Food couriers for instance are seeing more demand for their services. Some grocery delivery platforms reported spikes in downloads, some increasing by more than a whopping 200% in comparison with February. Huge businesses such as Amazon revealed its intention to hire around 100,000 workers to meet the demand for increasing online orders. Some believe that these numbers can be a good initial indicator of how receptive consumers have become to mobile and e-solutions and speculate that the trend is likely to continue upwards in the post-pandemic period. On the other hand, other gig workers such as graphic designers, writers and photographers may have seen potential work opportunities dry up.
Although some expect that once the pandemic is under control, the need for gig workers might skyrocket as delayed projects gear up into implementation, several workers have been saying that many of their near-future projects are cancelled.
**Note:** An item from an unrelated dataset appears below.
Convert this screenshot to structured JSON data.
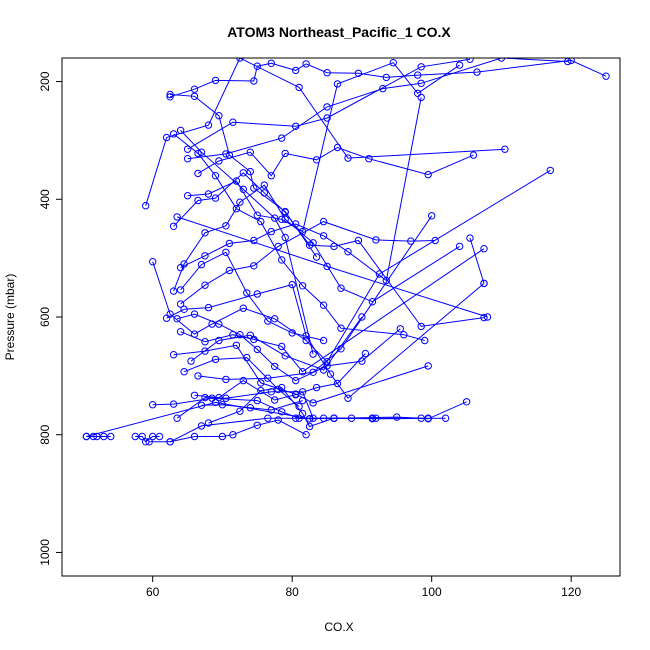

As the saying goes “we can’t direct the wind, but we can adjust the sail”, many workers have been proactively sharing their best practices in facing the challenges raised by the COVID-19 crisis. We have talked to some gig workers and we bring you the top three tips they have shared with us to help you as a gig worker navigate through this current situation:
1/ The first thing is to reconnect with your former clients. Get in touch with your previous clients, project genuine interest by listening to their updates and how they are running their business amidst this pandemic. Some workers mentioned that such brief check-ins helped them trigger clients to seek their support hence drumming up a new gig.
2/ The second tip is to use the word-of-mouth marketing. In times of crisis and scarce resources, organizations want to give critical projects to talented pinch hitters. Many gig workers have mentioned that the few new opportunities they landed were referred to them by former clients. They also mentioned that it might be useful to reach out to former clients to write up a recommendation to sharpen your social media profile.
3/ The third tip is to rethink your service delivery model and provide services online. Freelancers who have weathered downturns before mentioned that it is important in moments of crisis that they ensure that the services that you provide remain agile. This can include developing new skills to cope with the new realities.